The grit depends entirely on the depth of the scratch. For light clear coat scratches, you may be able to polish them out or wet sand with 2000-3000 grit. For deeper scratches that go into the base coat or primer, you will need to sand the area down (starting with 320 or 400 grit), re-prime, and then follow the standard grit progression to repaint the area.
What is the difference between P400 and 400 grit sandpaper?
“P400” refers to the FEPA or “P-grade” standard, which has stricter tolerances for grit size. A P400-grit paper will have a much more consistent particle size than a non-P-graded 400-grit paper. For automotive finishing, always try to use P-graded abrasives. They produce a more uniform scratch pattern, which is critical for a flawless paint job.
How do I sand out paint runs in the clear coat?
To fix paint runs, carefully sand only the run itself with 1000 to 1500-grit sandpaper wrapped around a small, hard block. The goal is to level the high spot of the run until it is flush with the surrounding paint. Once level, wet sand the entire area with 2000-grit and then machine polish to restore the gloss. Be extremely careful not to sand through the clear coat.
What does “feather edging” mean?
Feather edging is the process of sanding the edges of a repaired area to create a gradual, tapered transition. When you sand body filler or a chip in the old paint, you sand with progressively finer grits (e.g., 180 -> 220 -> 320) in wider circles.

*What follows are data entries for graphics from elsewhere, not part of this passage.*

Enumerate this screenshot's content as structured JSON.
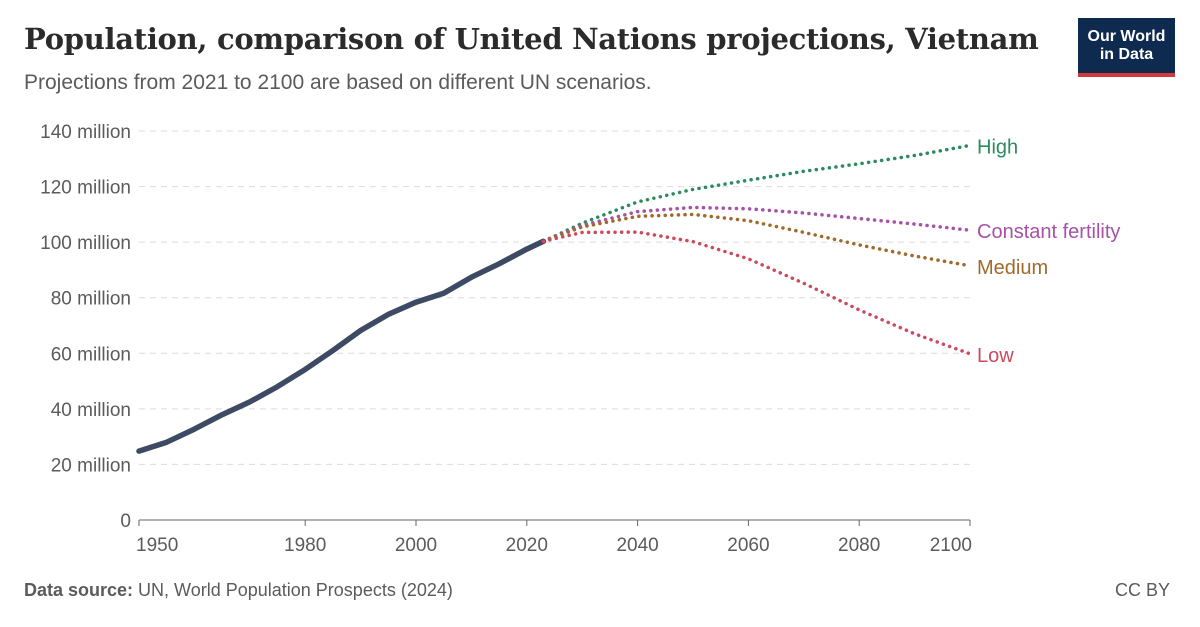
{
  "header": {
    "title": "Population, comparison of United Nations projections, Vietnam",
    "subtitle": "Projections from 2021 to 2100 are based on different UN scenarios.",
    "logo_line1": "Our World",
    "logo_line2": "in Data"
  },
  "footer": {
    "source_label": "Data source:",
    "source_text": " UN, World Population Prospects (2024)",
    "license": "CC BY"
  },
  "colors": {
    "estimates": "#3c4a64",
    "high": "#2e8a5f",
    "constant_fertility": "#a552a7",
    "medium": "#a06a2c",
    "low": "#cc4a5e",
    "grid": "#dcdcdc",
    "axis": "#666666"
  },
  "chart_data": {
    "type": "line",
    "title": "Population, comparison of United Nations projections, Vietnam",
    "xlim": [
      1950,
      2100
    ],
    "ylim": [
      0,
      140
    ],
    "x_ticks": [
      1950,
      1980,
      2000,
      2020,
      2040,
      2060,
      2080,
      2100
    ],
    "y_ticks": [
      0,
      20,
      40,
      60,
      80,
      100,
      120,
      140
    ],
    "y_tick_labels": [
      "0",
      "20 million",
      "40 million",
      "60 million",
      "80 million",
      "100 million",
      "120 million",
      "140 million"
    ],
    "series": [
      {
        "key": "estimates",
        "style": "solid",
        "color": "#3c4a64",
        "points": [
          [
            1950,
            24.8
          ],
          [
            1955,
            28.0
          ],
          [
            1960,
            32.7
          ],
          [
            1965,
            37.9
          ],
          [
            1970,
            42.5
          ],
          [
            1975,
            48.0
          ],
          [
            1980,
            54.2
          ],
          [
            1985,
            61.0
          ],
          [
            1990,
            68.2
          ],
          [
            1995,
            74.0
          ],
          [
            2000,
            78.4
          ],
          [
            2005,
            81.6
          ],
          [
            2010,
            87.4
          ],
          [
            2015,
            92.2
          ],
          [
            2020,
            97.5
          ],
          [
            2023,
            100.3
          ]
        ]
      },
      {
        "key": "high",
        "name": "High",
        "style": "dotted",
        "color": "#2e8a5f",
        "points": [
          [
            2023,
            100.3
          ],
          [
            2030,
            106.8
          ],
          [
            2040,
            114.5
          ],
          [
            2050,
            119.0
          ],
          [
            2060,
            122.3
          ],
          [
            2070,
            125.5
          ],
          [
            2080,
            128.2
          ],
          [
            2090,
            131.2
          ],
          [
            2100,
            134.8
          ]
        ]
      },
      {
        "key": "constant_fertility",
        "name": "Constant fertility",
        "style": "dotted",
        "color": "#a552a7",
        "points": [
          [
            2023,
            100.3
          ],
          [
            2030,
            106.0
          ],
          [
            2040,
            111.0
          ],
          [
            2050,
            112.5
          ],
          [
            2060,
            112.0
          ],
          [
            2070,
            110.5
          ],
          [
            2080,
            108.5
          ],
          [
            2090,
            106.5
          ],
          [
            2100,
            104.3
          ]
        ]
      },
      {
        "key": "medium",
        "name": "Medium",
        "style": "dotted",
        "color": "#a06a2c",
        "points": [
          [
            2023,
            100.3
          ],
          [
            2030,
            105.5
          ],
          [
            2040,
            109.3
          ],
          [
            2050,
            110.0
          ],
          [
            2060,
            107.7
          ],
          [
            2070,
            103.5
          ],
          [
            2080,
            99.0
          ],
          [
            2090,
            95.0
          ],
          [
            2100,
            91.5
          ]
        ]
      },
      {
        "key": "low",
        "name": "Low",
        "style": "dotted",
        "color": "#cc4a5e",
        "points": [
          [
            2023,
            100.3
          ],
          [
            2030,
            103.5
          ],
          [
            2040,
            103.6
          ],
          [
            2050,
            100.2
          ],
          [
            2060,
            94.0
          ],
          [
            2070,
            85.2
          ],
          [
            2080,
            75.6
          ],
          [
            2090,
            67.0
          ],
          [
            2100,
            59.8
          ]
        ]
      }
    ]
  }
}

This tapering prevents the edge of the repair from being visible as a line through the new paint.
Do I need to sand the base coat before applying the clear coat?
No, you should not sand the base coat. Most automotive paint systems are designed for the clear coat to be applied directly over the base coat within a specific time window (usually 15-30 minutes), while the base coat is still chemically receptive. Sanding the base coat can disrupt metallic flakes and ruin the finish. The only time you would sand a base coat is to fix a major defect, after which you must re-apply the base coat.

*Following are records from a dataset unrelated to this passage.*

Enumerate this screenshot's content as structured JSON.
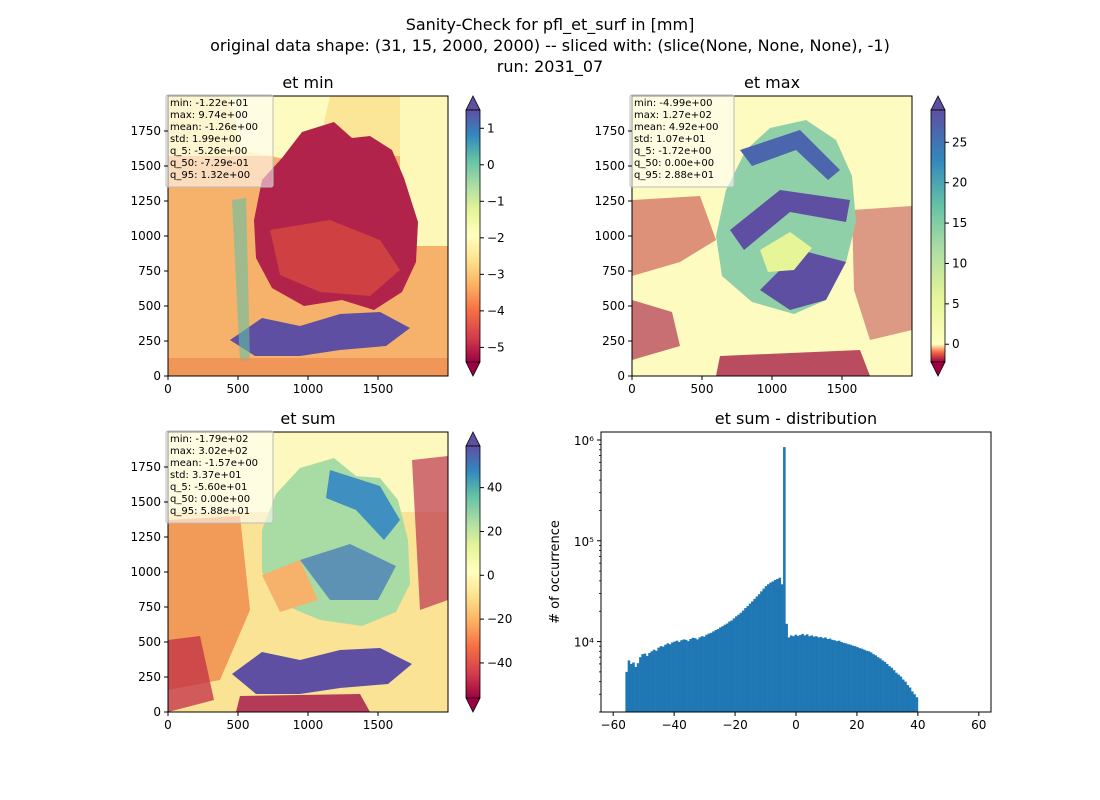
{
  "suptitle": {
    "line1": "Sanity-Check for pfl_et_surf in [mm]",
    "line2": "original data shape: (31, 15, 2000, 2000) -- sliced with: (slice(None, None, None), -1)",
    "line3": "run: 2031_07"
  },
  "chart_data": [
    {
      "type": "heatmap",
      "title": "et min",
      "cmap": "Spectral",
      "xlim": [
        0,
        2000
      ],
      "ylim": [
        0,
        2000
      ],
      "xticks": [
        "0",
        "500",
        "1000",
        "1500"
      ],
      "yticks": [
        "0",
        "250",
        "500",
        "750",
        "1000",
        "1250",
        "1500",
        "1750"
      ],
      "colorbar": {
        "range": [
          -5.4,
          1.5
        ],
        "ticks": [
          "1",
          "0",
          "−1",
          "−2",
          "−3",
          "−4",
          "−5"
        ],
        "tick_values": [
          1,
          0,
          -1,
          -2,
          -3,
          -4,
          -5
        ]
      },
      "stats": [
        "min: -1.22e+01",
        "max: 9.74e+00",
        "mean: -1.26e+00",
        "std: 1.99e+00",
        "q_5: -5.26e+00",
        "q_50: -7.29e-01",
        "q_95: 1.32e+00"
      ]
    },
    {
      "type": "heatmap",
      "title": "et max",
      "cmap": "Spectral",
      "xlim": [
        0,
        2000
      ],
      "ylim": [
        0,
        2000
      ],
      "xticks": [
        "0",
        "500",
        "1000",
        "1500"
      ],
      "yticks": [
        "0",
        "250",
        "500",
        "750",
        "1000",
        "1250",
        "1500",
        "1750"
      ],
      "colorbar": {
        "range": [
          -2.2,
          29
        ],
        "ticks": [
          "25",
          "20",
          "15",
          "10",
          "5",
          "0"
        ],
        "tick_values": [
          25,
          20,
          15,
          10,
          5,
          0
        ]
      },
      "stats": [
        "min: -4.99e+00",
        "max: 1.27e+02",
        "mean: 4.92e+00",
        "std: 1.07e+01",
        "q_5: -1.72e+00",
        "q_50: 0.00e+00",
        "q_95: 2.88e+01"
      ]
    },
    {
      "type": "heatmap",
      "title": "et sum",
      "cmap": "Spectral",
      "xlim": [
        0,
        2000
      ],
      "ylim": [
        0,
        2000
      ],
      "xticks": [
        "0",
        "500",
        "1000",
        "1500"
      ],
      "yticks": [
        "0",
        "250",
        "500",
        "750",
        "1000",
        "1250",
        "1500",
        "1750"
      ],
      "colorbar": {
        "range": [
          -56,
          59
        ],
        "ticks": [
          "40",
          "20",
          "0",
          "−20",
          "−40"
        ],
        "tick_values": [
          40,
          20,
          0,
          -20,
          -40
        ]
      },
      "stats": [
        "min: -1.79e+02",
        "max: 3.02e+02",
        "mean: -1.57e+00",
        "std: 3.37e+01",
        "q_5: -5.60e+01",
        "q_50: 0.00e+00",
        "q_95: 5.88e+01"
      ]
    },
    {
      "type": "histogram",
      "title": "et sum - distribution",
      "ylabel": "# of occurrence",
      "yscale": "log",
      "xlim": [
        -64,
        64
      ],
      "ylim": [
        2000,
        1200000
      ],
      "xticks": [
        "−60",
        "−40",
        "−20",
        "0",
        "20",
        "40",
        "60"
      ],
      "xtick_values": [
        -60,
        -40,
        -20,
        0,
        20,
        40,
        60
      ],
      "yticks": [
        "10⁴",
        "10⁵",
        "10⁶"
      ],
      "ytick_values": [
        10000,
        100000,
        1000000
      ],
      "bar_color": "#1f77b4",
      "bins": {
        "start": -56,
        "width": 0.75,
        "counts": [
          5000,
          6500,
          6000,
          6200,
          5600,
          6100,
          7000,
          7500,
          7600,
          7200,
          7700,
          8000,
          8300,
          8100,
          8700,
          9000,
          8900,
          9300,
          9600,
          9400,
          9800,
          10000,
          10200,
          9900,
          10300,
          10500,
          10400,
          10100,
          10600,
          10900,
          10800,
          10500,
          11000,
          11300,
          11200,
          11700,
          12000,
          12200,
          12600,
          13000,
          13300,
          13800,
          14200,
          14700,
          15100,
          15800,
          16200,
          17000,
          17800,
          18500,
          19300,
          20300,
          21500,
          22500,
          23800,
          25000,
          26500,
          28000,
          29500,
          31500,
          33500,
          35500,
          37000,
          38500,
          39500,
          40800,
          41800,
          43000,
          37000,
          850000,
          15000,
          11000,
          11500,
          11300,
          11700,
          11400,
          11600,
          11900,
          11500,
          11800,
          11300,
          11500,
          11200,
          11300,
          11000,
          11100,
          10800,
          11000,
          10600,
          10700,
          10400,
          10300,
          10100,
          10200,
          9900,
          9700,
          9600,
          9400,
          9300,
          9100,
          9000,
          8800,
          8600,
          8500,
          8300,
          8100,
          8000,
          7800,
          7500,
          7300,
          7000,
          6800,
          6500,
          6300,
          6000,
          5700,
          5500,
          5200,
          4900,
          4700,
          4500,
          4200,
          4000,
          3700,
          3500,
          3200,
          3000,
          2800
        ]
      }
    }
  ]
}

Key Takeaways: What Grit Sandpaper for Painting Car Summary
- Grit Progression is Everything: The most critical takeaway is to follow a strict grit progression. Never jump more than 100-150 grit at a time (e.g., from 80 to 180, not 80 to 400) to ensure you fully remove the scratches from the previous, coarser grit.
- The Primer Sanding Stage is Critical: Your final paint job will only be as smooth as the primer underneath it. Using 400-600 grit sandpaper on your primer is the single most important step for achieving a professional, scratch-free finish.

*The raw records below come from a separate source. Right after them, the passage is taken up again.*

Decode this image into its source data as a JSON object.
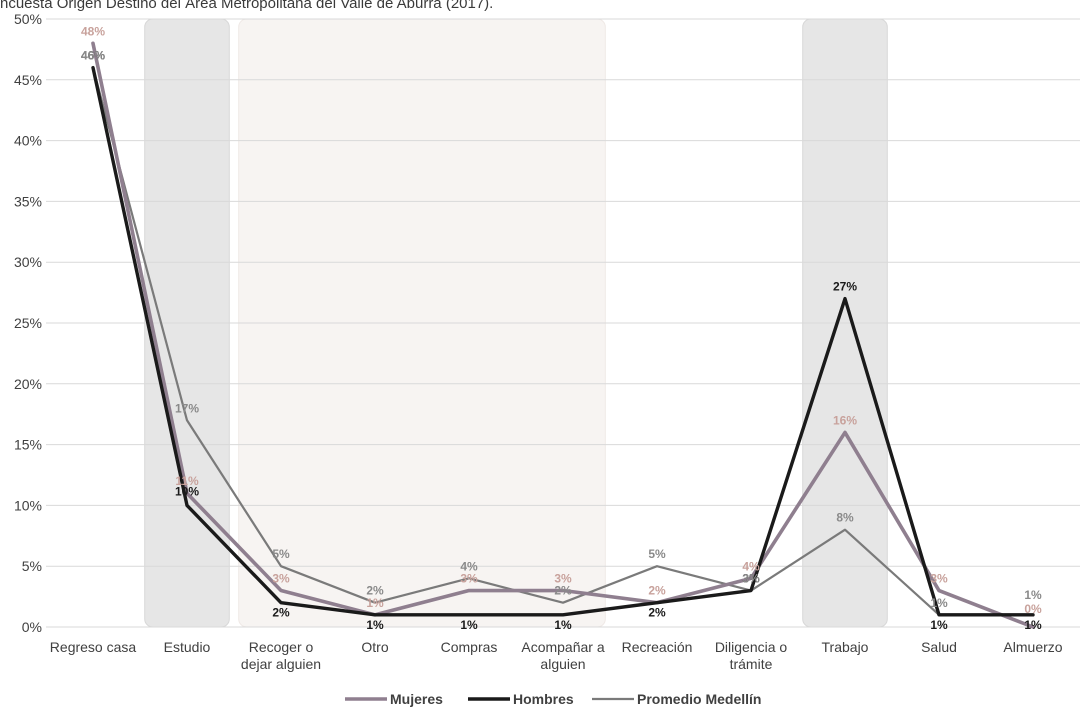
{
  "caption": "ncuesta Origen Destino del Área Metropolitana del Valle de Aburrá (2017).",
  "colors": {
    "mujeres": "#8f7f8f",
    "hombres": "#1a1a1a",
    "promedio": "#7a7a7a",
    "mujeres_label": "#c8a29c",
    "band_dark": "#e6e6e6",
    "band_light": "#f7f4f2",
    "grid": "#d9d9d9"
  },
  "chart_data": {
    "type": "line",
    "categories": [
      "Regreso casa",
      "Estudio",
      "Recoger o dejar alguien",
      "Otro",
      "Compras",
      "Acompañar a alguien",
      "Recreación",
      "Diligencia o trámite",
      "Trabajo",
      "Salud",
      "Almuerzo"
    ],
    "category_lines": [
      [
        "Regreso casa"
      ],
      [
        "Estudio"
      ],
      [
        "Recoger o",
        "dejar alguien"
      ],
      [
        "Otro"
      ],
      [
        "Compras"
      ],
      [
        "Acompañar a",
        "alguien"
      ],
      [
        "Recreación"
      ],
      [
        "Diligencia o",
        "trámite"
      ],
      [
        "Trabajo"
      ],
      [
        "Salud"
      ],
      [
        "Almuerzo"
      ]
    ],
    "ylim": [
      0,
      50
    ],
    "yticks": [
      "0%",
      "5%",
      "10%",
      "15%",
      "20%",
      "25%",
      "30%",
      "35%",
      "40%",
      "45%",
      "50%"
    ],
    "highlight_bands": [
      {
        "from": "Estudio",
        "to": "Estudio",
        "style": "dark"
      },
      {
        "from": "Recoger o dejar alguien",
        "to": "Acompañar a alguien",
        "style": "light"
      },
      {
        "from": "Trabajo",
        "to": "Trabajo",
        "style": "dark"
      }
    ],
    "legend_position": "bottom",
    "series": [
      {
        "key": "mujeres",
        "name": "Mujeres",
        "values": [
          48,
          11,
          3,
          1,
          3,
          3,
          2,
          4,
          16,
          3,
          0
        ],
        "labels": [
          "48%",
          "11%",
          "3%",
          "1%",
          "3%",
          "3%",
          "2%",
          "4%",
          "16%",
          "3%",
          "0%"
        ]
      },
      {
        "key": "hombres",
        "name": "Hombres",
        "values": [
          46,
          10,
          2,
          1,
          1,
          1,
          2,
          3,
          27,
          1,
          1
        ],
        "labels": [
          "46%",
          "10%",
          "2%",
          "1%",
          "1%",
          "1%",
          "2%",
          "3%",
          "27%",
          "1%",
          "1%"
        ]
      },
      {
        "key": "promedio",
        "name": "Promedio Medellín",
        "values": [
          46,
          17,
          5,
          2,
          4,
          2,
          5,
          3,
          8,
          1,
          1
        ],
        "labels": [
          "46%",
          "17%",
          "5%",
          "2%",
          "4%",
          "2%",
          "5%",
          "3%",
          "8%",
          "1%",
          "1%"
        ]
      }
    ]
  }
}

- Coarse Grits (40-80) are for Removal Only: Use very coarse grits exclusively for stripping old paint, rust, and for the initial shaping of body filler. Using them anywhere else will create deep scratches that are difficult to remove.
- Fine Grits (1000+) are for Finishing the Clear Coat: Grits of 1000 and above are almost always used with water (wet sanding) on the final clear coat to remove imperfections like orange peel or dust nibs. This step must be followed by polishing to restore shine.
- Use the Right Tool for the Job: A DA (Dual Action) sander provides speed for large panels, but a hand sanding block provides the accuracy needed to make body filler and body lines perfectly flat and straight.
- Don’t Sand the Base Coat: The base (color) coat should not be sanded. The clear coat is designed to be applied directly over a fresh base coat to achieve a chemical bond.
- Always Use Automotive Sandpaper: Specific automotive sandpapers (like P-graded, waterproof, or stearate-coated paper) are designed to resist clogging and provide a more consistent finish than general-purpose or wood sandpaper.
Final Thoughts on Choosing the Right Sandpaper Grit
Ultimately, selecting the correct sandpaper for car painting is a systematic process of starting coarse and gradually moving to fine. There are no shortcuts. Adhering to the proper grit progression at each stage—from stripping old paint with 80-grit, to shaping filler with 180-grit, to smoothing primer with 400-600 grit, and finally to polishing the clear coat with 2000+ grit—is the most reliable way to prevent costly mistakes and achieve a professional-quality finish you can be proud of. Patience and a methodical approach are your most valuable tools. By following the steps outlined here, you have the expert knowledge required to get the job done right.